春杏想的虽是没有虞知知所想的那么多,但心里也赞同那两个人没胆子去通风报信,毕竟以王洛的性子,苏承在他们两个人的眼皮子底下被人带走了,不迁怒他们两个人才有鬼了。
“奴婢知道了。”
“嗯,把尾巴都扫干净,别让旁人知道是我们把苏承给带走了。”虞知知摆了摆手,率先抬脚离开。
春杏恭送虞知知走远后,方才抬脚去放人,同时春桂找来了两个人,把昏迷不醒的苏承从破庙里抬走。
两个乞丐果然被放之后没有继续在破庙停留,而是直接带着春杏扔给他们的饭菜离开。
天香楼的招牌菜,就算是剩菜,对他们来说都是好吃的,他们已经决定就此远走,不在京城里留着了。

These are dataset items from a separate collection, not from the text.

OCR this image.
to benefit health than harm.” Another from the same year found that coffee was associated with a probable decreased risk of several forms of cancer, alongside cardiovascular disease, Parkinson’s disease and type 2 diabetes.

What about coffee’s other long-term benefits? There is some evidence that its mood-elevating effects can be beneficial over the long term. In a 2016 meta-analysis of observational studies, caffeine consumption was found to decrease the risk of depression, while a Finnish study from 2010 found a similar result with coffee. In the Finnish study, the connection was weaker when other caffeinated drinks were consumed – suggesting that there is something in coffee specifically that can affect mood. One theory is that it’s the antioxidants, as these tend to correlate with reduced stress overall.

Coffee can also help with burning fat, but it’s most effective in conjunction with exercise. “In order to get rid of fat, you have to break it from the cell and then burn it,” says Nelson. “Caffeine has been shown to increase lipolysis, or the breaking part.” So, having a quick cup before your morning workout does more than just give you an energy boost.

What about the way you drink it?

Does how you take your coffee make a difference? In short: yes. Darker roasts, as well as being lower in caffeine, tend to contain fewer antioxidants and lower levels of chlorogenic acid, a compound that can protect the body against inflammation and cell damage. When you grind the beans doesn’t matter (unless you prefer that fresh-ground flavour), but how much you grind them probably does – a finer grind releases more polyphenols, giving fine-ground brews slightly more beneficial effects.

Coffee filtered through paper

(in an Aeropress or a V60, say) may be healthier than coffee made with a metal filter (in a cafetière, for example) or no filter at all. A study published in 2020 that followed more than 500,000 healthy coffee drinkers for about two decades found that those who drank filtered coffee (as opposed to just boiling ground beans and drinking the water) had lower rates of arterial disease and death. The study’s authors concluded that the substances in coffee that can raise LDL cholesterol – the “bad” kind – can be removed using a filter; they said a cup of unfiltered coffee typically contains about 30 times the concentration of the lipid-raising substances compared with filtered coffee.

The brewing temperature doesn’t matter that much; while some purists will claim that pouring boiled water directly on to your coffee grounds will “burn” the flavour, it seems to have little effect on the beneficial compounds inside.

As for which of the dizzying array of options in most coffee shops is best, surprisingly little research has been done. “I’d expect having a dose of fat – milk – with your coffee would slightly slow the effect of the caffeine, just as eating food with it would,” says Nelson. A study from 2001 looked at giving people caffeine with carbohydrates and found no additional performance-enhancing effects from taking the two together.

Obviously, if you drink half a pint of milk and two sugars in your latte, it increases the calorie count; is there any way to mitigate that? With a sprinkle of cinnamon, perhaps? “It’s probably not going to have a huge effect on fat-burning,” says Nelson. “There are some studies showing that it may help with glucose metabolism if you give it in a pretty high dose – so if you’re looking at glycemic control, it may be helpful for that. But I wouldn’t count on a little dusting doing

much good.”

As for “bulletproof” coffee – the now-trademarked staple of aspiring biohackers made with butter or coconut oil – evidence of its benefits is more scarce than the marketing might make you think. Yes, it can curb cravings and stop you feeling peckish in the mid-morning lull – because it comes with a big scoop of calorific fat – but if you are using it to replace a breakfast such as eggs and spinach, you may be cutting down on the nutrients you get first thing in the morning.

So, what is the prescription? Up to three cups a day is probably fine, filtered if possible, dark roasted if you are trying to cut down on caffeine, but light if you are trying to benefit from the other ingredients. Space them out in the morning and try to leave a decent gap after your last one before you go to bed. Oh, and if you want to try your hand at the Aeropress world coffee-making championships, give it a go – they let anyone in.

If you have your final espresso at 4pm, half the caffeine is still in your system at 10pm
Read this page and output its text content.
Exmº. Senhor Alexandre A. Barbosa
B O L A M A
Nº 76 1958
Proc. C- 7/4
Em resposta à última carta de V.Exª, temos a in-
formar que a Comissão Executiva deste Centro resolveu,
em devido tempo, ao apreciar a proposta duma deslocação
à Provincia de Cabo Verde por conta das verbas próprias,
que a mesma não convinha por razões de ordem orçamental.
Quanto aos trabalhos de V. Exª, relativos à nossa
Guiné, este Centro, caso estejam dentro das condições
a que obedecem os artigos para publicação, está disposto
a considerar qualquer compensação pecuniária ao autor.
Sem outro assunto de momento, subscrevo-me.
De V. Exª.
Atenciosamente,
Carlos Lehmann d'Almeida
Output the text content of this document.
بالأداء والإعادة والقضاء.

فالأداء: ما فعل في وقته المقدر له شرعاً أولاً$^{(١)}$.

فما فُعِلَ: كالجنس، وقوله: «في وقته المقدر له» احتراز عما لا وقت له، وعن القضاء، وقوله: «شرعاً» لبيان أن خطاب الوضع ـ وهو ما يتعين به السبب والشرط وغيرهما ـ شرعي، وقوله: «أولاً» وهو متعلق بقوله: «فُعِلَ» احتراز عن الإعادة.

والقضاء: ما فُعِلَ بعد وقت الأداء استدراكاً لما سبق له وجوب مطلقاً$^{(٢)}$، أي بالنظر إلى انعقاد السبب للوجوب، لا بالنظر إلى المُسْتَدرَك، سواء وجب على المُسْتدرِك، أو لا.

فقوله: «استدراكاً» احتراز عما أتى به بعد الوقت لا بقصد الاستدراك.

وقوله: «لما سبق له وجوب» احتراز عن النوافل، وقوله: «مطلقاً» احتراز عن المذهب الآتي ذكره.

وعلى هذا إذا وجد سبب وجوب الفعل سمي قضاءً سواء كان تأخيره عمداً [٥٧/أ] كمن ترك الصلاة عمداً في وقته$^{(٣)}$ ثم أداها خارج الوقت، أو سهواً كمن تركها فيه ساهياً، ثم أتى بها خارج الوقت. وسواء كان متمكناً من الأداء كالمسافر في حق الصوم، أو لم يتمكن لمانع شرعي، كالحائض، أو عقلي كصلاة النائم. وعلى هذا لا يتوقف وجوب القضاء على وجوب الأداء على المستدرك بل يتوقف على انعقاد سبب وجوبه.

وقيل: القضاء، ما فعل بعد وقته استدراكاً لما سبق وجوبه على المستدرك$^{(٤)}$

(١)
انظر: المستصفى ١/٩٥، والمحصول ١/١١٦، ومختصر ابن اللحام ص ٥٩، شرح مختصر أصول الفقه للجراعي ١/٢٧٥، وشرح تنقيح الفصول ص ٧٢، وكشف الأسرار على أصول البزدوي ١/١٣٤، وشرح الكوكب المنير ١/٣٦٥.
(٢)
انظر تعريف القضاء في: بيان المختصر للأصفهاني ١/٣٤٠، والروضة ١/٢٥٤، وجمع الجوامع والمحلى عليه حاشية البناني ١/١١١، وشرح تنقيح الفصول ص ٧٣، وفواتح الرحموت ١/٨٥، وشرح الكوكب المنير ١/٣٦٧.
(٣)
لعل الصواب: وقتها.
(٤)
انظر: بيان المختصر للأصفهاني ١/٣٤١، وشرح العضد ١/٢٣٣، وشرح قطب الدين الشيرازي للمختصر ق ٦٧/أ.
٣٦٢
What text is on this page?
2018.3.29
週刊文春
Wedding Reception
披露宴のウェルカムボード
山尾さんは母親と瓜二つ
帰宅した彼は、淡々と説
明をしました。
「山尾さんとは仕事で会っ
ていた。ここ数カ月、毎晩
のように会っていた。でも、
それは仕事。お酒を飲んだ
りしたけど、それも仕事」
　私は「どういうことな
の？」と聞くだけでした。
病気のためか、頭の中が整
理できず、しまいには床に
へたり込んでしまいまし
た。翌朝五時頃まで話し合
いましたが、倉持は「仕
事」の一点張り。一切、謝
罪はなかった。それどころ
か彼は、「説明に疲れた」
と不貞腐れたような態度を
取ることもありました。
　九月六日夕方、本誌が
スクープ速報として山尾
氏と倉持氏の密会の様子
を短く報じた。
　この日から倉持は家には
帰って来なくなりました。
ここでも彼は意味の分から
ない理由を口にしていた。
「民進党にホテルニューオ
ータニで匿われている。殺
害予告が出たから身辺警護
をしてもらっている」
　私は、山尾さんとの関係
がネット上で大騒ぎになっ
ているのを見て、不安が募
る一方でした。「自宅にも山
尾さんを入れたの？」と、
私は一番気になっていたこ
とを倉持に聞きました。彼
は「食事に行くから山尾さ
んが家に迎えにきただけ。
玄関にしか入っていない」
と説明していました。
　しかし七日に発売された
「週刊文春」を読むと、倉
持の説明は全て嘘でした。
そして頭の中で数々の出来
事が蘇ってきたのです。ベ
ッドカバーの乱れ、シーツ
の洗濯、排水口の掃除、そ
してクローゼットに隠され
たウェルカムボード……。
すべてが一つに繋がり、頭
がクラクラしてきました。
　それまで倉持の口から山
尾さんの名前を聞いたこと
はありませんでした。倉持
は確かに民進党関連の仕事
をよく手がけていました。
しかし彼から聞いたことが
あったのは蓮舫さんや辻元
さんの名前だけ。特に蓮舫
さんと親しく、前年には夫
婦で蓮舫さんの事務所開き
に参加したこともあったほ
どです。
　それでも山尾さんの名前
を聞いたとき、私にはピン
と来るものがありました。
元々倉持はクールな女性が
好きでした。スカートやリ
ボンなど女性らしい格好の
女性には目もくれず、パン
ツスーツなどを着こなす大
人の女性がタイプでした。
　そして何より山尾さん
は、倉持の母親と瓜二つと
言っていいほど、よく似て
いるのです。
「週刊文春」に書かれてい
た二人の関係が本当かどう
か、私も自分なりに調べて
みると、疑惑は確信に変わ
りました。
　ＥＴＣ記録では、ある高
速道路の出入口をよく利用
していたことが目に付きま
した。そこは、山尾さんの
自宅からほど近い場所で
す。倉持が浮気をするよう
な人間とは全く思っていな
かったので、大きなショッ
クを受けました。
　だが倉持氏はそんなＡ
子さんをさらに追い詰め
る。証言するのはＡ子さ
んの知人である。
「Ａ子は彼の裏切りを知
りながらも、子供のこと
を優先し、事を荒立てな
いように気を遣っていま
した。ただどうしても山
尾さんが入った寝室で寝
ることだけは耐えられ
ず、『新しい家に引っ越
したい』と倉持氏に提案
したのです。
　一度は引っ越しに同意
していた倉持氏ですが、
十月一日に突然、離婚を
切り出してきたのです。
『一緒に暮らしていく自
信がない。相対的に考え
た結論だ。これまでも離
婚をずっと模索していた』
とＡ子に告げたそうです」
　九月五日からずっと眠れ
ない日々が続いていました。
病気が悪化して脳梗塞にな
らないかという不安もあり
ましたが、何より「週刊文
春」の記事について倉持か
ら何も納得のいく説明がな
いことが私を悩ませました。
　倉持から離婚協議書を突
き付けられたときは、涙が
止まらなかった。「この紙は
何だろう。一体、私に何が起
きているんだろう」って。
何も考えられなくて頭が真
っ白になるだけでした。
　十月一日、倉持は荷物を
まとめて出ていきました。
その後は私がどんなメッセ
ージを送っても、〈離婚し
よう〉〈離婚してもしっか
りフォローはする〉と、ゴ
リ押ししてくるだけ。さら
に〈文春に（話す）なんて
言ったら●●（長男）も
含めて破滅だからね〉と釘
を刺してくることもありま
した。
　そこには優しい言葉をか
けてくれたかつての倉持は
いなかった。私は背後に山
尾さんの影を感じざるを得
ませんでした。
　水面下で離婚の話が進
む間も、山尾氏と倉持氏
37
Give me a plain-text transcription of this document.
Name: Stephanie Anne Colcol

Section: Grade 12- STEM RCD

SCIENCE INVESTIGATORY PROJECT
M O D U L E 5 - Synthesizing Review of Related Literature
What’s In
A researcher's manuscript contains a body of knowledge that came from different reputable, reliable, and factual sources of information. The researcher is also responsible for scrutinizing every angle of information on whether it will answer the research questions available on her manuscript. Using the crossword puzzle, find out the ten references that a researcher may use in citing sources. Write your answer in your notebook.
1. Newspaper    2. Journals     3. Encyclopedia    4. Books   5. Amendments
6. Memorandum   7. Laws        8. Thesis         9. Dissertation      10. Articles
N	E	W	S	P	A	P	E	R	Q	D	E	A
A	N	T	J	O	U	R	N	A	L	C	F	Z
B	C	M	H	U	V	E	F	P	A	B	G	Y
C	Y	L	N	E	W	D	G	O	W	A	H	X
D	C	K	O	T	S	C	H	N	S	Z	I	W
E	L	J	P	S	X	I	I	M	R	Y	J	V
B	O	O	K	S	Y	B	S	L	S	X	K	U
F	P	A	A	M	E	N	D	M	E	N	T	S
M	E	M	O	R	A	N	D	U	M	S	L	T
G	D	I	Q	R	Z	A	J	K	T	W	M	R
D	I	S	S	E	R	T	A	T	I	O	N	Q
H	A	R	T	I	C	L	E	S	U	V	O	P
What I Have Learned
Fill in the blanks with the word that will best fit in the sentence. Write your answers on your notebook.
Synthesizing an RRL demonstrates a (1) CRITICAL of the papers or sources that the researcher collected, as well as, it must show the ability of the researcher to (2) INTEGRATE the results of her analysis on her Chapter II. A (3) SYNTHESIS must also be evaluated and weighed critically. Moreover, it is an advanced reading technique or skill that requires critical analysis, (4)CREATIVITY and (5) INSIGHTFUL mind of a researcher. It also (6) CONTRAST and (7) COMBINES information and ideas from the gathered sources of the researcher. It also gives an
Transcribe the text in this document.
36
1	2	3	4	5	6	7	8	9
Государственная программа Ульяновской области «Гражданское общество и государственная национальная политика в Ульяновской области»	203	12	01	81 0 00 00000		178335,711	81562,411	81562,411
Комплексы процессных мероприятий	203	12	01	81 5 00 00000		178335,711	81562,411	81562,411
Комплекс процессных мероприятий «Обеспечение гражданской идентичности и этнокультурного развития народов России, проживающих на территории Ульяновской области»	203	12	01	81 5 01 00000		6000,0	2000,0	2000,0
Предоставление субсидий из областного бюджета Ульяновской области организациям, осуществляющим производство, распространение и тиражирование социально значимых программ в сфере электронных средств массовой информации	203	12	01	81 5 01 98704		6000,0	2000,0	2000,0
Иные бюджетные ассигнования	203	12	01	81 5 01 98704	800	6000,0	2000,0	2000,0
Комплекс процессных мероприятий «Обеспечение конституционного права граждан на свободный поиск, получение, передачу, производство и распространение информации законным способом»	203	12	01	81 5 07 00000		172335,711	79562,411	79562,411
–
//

这天地那么大,想来那位少爷就算是知道了苏承被带走的消息,也找不到他们两个泄愤。
虞知知先行回到王府,过一刻钟后,春桂才带着人将苏承从王府的小门处抬进来。
“你说王妃出去一趟,抬回来一个男人?”傅沉黑着脸,直勾勾地盯着前来回话的云非。
云非硬着头皮点头,“回王爷,正是,并且这会儿王妃正给那人医治呢。”
“带本王过去瞧瞧。”傅沉冷哼了一声,他倒要看看是什么人,竟能让知知伸手施救。
云非偷偷看了王爷一眼,没敢多说,忙不迭地给王爷带路。
约摸半刻钟时间,云非就将傅沉带到了安置那人的院子,彼时虞知知已经在里头给那人医治了,门外守着春杏春桂。
“奴婢参见王爷。”春杏春桂高声唱喏,像是在提醒里头的人什么。
傅沉眸光一冷,当即越过两人,抬脚踹开紧闭的房门,也不管自己这样的作为会不会影响到里头正给人医治的虞知知。
甚至,他心里暗戳戳地想着若是能就此将里头的人给解决了,那更好。
可惜,虞知知是什么人?
虞知知经过的大场面不知凡几,压根就没被傅沉这突然踹门的举动给惊到,反倒是床上原本昏迷不醒的苏承在她的简单医治后,被傅沉踹门而入的动静给惊得瞬间睁开了双眼。